Kebijakan energi AS yang baru di era Trump, dalam beberapa hal, merupakan kebijakan energi tertua di dunia. Setiap negara besar berupaya memobilisasi sumber daya energi yang dimilikinya, baik berupa budak, tenaga angin, batu bara, atau minyak, untuk mewujudkan ambisi hegemoniknya. Apa yang menjadikan varian Trumpian—eksploitasi cadangan bahan bakar fosil Amerika yang tak terkekang—hanya terletak pada saat penerapannya dan kemungkinan kehancuran yang akan terjadi, bukan hanya karena polusi udara, air, dan kota-kota Amerika yang terjadi pada tahun 1950-an. namun dampak buruknya akan menyebabkan pemanasan global. Jika Anda mendengarkan obrolan di antara para elite kekuasaan di Forum Ekonomi Dunia di Davos, Swiss, Anda pasti pernah mendengar banyak orang yang membual tentang kemajuan besar yang dicapai dalam energi terbarukan. “Pemerintahan saya telah merencanakan kampanye besar-besaran,” kata Perdana Menteri India Narendra Modi dalam pidatonya kepada kelompok tersebut. “Pada tahun 2022, kami ingin menghasilkan 175 gigawatt energi terbarukan; dalam tiga tahun terakhir, kami telah mencapai 60 gigawatt, atau sekitar sepertiga dari target ini.” Para pemimpin dunia lainnya juga membanggakan prestasi mereka dalam mempercepat pemasangan energi angin dan surya. Bahkan menteri energi Arab Saudi yang kaya minyak, Khalid Al-Falih, mengumumkan rencana investasi sebesar $30 miliar hingga $50 miliar pada tenaga surya. Hanya satu tokoh besar yang menentang tren ini: Menteri Energi AS Rick Perry. Amerika Serikat, tegasnya, “diberkati” dengan “kemampuan besar untuk memberikan kualitas hidup yang lebih baik kepada masyarakat dunia melalui bahan bakar fosil.”

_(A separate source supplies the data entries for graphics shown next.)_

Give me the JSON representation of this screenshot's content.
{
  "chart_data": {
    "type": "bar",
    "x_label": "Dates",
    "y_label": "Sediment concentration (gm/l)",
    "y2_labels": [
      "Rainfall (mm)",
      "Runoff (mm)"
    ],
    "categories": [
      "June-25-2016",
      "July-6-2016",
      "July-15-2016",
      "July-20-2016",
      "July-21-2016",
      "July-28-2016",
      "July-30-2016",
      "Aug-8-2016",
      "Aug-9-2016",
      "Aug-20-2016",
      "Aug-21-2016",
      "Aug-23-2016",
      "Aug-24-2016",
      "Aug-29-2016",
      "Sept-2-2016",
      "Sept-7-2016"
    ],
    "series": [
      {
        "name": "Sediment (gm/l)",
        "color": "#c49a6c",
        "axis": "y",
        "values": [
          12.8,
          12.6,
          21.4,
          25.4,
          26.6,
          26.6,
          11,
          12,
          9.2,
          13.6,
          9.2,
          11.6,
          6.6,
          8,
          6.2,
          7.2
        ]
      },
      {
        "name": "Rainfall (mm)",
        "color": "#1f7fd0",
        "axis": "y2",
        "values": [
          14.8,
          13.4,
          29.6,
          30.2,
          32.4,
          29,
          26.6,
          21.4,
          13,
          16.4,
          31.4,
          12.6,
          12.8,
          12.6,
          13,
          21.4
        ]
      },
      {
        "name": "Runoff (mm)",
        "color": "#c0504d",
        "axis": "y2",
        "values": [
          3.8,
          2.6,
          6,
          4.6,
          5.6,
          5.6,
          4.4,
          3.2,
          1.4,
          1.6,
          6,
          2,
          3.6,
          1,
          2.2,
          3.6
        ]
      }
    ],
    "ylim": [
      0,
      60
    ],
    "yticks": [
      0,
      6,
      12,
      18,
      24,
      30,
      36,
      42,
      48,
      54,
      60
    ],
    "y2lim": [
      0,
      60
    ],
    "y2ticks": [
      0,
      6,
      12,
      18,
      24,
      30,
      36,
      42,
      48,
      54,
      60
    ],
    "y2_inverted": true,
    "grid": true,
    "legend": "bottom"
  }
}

Kualitas hidup yang lebih baik melalui bahan bakar fosil? Dalam hal ini, dia dan rekan-rekannya di pemerintahan Trump kini berdiri sendiri di planet Bumi. Hampir setiap negara kini telah memilih—melalui perjanjian iklim Paris dan upaya seperti yang dilakukan di India—untuk mempercepat transisi dari ekonomi energi berbasis karbon ke ekonomi energi terbarukan.

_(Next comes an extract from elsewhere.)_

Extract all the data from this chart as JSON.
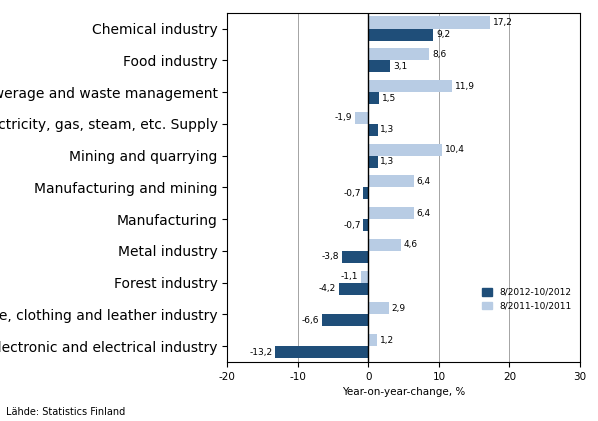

Penjelasan yang mungkin untuk hal ini: Donald Trump berhutang budi pada kepentingan bahan bakar fosil yang membantunya menduduki jabatan tersebut. Coba pikirkan, misalnya, keputusan Menteri Dalam Negeri Trump baru-baru ini untuk membuka sebagian besar pantai Atlantik dan Pasifik untuk pengeboran lepas pantai (yang sudah lama diinginkan oleh industri minyak dan gas) atau langkah pemerintahannya untuk mencabut pembatasan penambangan batu bara di wilayah federal (yang sudah lama disukai oleh negara-negara federal). industri batubara). Keduanya jelas merupakan tindakan balasan. Namun, kebijakan energi Trump (dan kata-kata Perry) tidak hanya mengintai para raja minyak dan batu bara. Dari sudut pandang Gedung Putih, AS sedang terlibat dalam perebutan kekuasaan global dengan negara-negara pesaingnya dan, diklaim, melimpahnya bahan bakar fosil di AS memberikan keunggulan penting bagi negara tersebut. Semakin banyak bahan bakar yang diproduksi dan diekspor oleh Amerika, semakin besar posisinya dalam sistem dunia yang kompetitif. Itulah sebabnya memaksimalkan produksi bahan bakar tersebut telah menjadi pilar utama kebijakan keamanan nasional Presiden Trump.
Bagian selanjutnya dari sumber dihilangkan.